We are grateful to G. Marcela Rodriguez and Issar Smith (PHRI, New Jersey Medical School - UMDNJ) for ΔphoP-H37Rv, and the complemented M. tuberculosis H37Rv strains, Adrie Steyn (University of Alabama) for pUAB300/pUAB400 plasmids, Ashwani Kumar for very helpful discussions, and Sanjeev Khosla for critical reading of the manuscript. We thank members of the Institutional animal facility (iCARE) for their help with approval of our projects from the Institutional Animal Ethics Committee. This study received financial support from intramural grants of CSIR-IMTECH (OLP-0170), CSIR (MLP-0049) and by a research grant (to D.S) from SERB (EMR/2016/004904), Department of Science and Technology (DST). H.K., P.P., H.G., B.B. and N.B. were supported by CSIR pre-doctoral fellowships.

Supplemental Data

The supplemental data include three (3) supplemental figures, and two supplemental tables (Supplemental files 1a, and 1b, respectively).
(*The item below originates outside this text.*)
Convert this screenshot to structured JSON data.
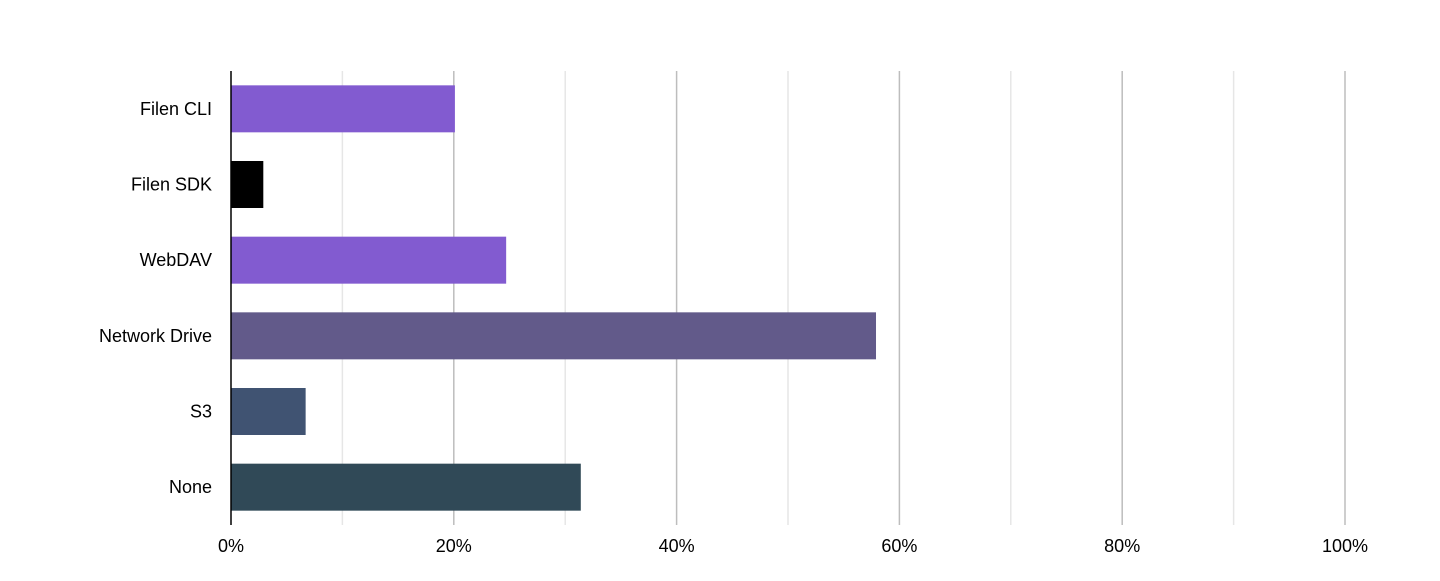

All data generated or analysed during this study are included in the manuscript and supporting file; source data files have been provided for all relevant figures.

Competing interests

The authors declare that no competing interests exist.

Author contributions

H.K., P.P., H. G., B.B. and D.S. designed research; H.K., P. P., H.G., and B.B. performed research; N.B. contributed analytical tools; H.K., P. P., H. G., B.B., N.B., and D.S. analysed data; and D.S. wrote the manuscript.

Supplemental Data

The supplemental data include three supplemental figures and two supplemental tables (supplementary files 1a and 1b, respectively). All other data are part of the paper and its supplemental files.